Plusieurs explosions se sont produites ce mercredi vers 14 heures dans une usine classée Seveso de Bergerac (Dordogne), faisant un blessé grave “en urgence absolue” et sept “en urgence relative”, selon la mairie. “La situation est désormais sous contrôle”, a déclaré le sous-préfet Jean-Charles Jobard vers 17h20.
Les explosions, dont l’origine est indéterminée, ont eu lieu dans un bâtiment de l’entreprise Manuco, située à l’ouest de la ville, qui produit de la nitrocellulose pour munitions dans un site de Seveso classé “seuil haut” en raison du risque d’incendie et de substances toxiques. . “A ce stade, l’incident n’a pas d’impact à l’extérieur du site”, a indiqué la préfecture dans un communiqué.
Un incendie qui s’est déclaré après les explosions a été « contenu » selon la préfecture, qui a demandé aux habitants d’éviter le secteur. “Le centre opérationnel départemental a été activé en préfecture”. Un périmètre de sécurité a été établi autour du site et 61 pompiers, 32 moteurs et deux hélicoptères du Samu sont intervenus.

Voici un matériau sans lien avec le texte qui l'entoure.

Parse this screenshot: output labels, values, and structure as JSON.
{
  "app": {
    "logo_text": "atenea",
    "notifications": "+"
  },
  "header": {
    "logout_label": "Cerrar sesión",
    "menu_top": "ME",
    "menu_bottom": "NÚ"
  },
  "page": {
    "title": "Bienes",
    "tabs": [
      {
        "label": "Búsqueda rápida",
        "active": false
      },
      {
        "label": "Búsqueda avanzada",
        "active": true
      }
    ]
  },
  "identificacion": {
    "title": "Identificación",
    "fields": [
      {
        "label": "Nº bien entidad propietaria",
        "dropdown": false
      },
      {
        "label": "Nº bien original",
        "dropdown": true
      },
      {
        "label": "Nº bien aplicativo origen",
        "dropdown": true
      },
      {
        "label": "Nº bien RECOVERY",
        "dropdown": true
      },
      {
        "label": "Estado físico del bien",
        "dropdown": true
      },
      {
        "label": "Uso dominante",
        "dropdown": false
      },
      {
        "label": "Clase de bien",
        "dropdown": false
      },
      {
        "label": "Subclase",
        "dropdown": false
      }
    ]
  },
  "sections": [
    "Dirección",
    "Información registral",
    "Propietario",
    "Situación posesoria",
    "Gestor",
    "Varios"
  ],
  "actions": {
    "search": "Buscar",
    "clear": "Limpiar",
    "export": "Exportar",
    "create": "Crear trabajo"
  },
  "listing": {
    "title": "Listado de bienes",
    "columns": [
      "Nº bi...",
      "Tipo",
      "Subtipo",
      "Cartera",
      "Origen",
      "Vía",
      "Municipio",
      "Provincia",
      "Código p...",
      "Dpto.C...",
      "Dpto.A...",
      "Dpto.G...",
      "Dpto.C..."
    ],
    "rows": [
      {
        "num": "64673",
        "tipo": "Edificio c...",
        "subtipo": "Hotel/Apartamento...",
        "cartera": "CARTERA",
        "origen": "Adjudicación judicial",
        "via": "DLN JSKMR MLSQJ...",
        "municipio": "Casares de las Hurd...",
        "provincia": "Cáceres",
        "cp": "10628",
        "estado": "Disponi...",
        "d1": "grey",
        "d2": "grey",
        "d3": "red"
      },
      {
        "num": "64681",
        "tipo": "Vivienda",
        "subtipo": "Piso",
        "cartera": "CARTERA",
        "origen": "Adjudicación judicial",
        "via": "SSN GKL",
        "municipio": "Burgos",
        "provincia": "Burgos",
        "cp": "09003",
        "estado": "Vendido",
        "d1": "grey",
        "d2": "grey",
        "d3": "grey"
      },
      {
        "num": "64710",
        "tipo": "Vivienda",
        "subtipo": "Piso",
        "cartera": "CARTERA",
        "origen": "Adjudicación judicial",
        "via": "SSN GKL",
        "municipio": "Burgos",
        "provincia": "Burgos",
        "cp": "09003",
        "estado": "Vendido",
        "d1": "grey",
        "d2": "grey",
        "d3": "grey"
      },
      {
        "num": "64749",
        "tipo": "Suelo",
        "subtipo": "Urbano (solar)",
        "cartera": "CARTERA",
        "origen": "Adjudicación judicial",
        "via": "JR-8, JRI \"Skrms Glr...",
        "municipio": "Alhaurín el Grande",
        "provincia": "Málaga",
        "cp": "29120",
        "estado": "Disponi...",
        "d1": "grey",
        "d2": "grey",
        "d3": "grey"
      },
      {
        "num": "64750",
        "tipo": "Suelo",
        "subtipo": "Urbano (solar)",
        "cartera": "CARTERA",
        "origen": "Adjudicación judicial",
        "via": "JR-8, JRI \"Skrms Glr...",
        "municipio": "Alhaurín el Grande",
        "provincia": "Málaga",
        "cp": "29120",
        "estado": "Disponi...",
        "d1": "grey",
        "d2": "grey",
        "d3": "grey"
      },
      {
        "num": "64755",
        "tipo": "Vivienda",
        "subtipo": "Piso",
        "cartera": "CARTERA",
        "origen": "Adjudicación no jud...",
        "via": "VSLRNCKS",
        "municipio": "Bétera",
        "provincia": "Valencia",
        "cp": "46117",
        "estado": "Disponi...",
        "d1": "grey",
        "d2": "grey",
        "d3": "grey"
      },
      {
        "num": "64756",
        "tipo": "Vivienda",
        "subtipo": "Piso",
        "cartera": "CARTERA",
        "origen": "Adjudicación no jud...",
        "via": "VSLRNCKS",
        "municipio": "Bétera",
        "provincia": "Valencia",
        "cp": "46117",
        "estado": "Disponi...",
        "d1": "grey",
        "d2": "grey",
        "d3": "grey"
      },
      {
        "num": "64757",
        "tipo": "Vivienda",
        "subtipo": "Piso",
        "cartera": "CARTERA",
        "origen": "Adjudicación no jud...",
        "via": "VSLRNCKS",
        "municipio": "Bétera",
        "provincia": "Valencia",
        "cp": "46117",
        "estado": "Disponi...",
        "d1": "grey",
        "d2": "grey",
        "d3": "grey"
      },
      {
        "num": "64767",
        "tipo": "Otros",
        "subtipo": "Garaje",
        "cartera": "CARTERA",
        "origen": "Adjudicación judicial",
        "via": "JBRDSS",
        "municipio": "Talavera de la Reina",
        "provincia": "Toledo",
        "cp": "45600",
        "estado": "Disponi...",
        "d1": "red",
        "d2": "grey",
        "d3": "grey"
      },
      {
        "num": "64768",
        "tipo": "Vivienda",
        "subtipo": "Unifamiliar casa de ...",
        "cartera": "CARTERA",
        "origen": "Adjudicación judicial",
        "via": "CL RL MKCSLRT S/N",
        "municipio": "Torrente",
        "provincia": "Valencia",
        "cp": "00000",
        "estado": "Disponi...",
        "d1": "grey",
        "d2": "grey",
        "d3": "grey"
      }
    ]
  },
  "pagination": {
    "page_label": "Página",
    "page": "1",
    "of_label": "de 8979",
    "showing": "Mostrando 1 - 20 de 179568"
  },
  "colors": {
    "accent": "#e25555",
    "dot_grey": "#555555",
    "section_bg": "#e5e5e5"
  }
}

Le préfet a activé son centre de crise, à la demande du ministre de l’Intérieur, Gérald Darmanin, a-t-il précisé sur Twitter. “Vous êtes soigné pour sept blessés”, a-t-il ajouté. L’homme grièvement blessé a été transporté par avion au CHU de Bordeaux et les sept autres ont été évacués vers différents hôpitaux de la région, a précisé le sous-préfet Jean-Charles Jobard.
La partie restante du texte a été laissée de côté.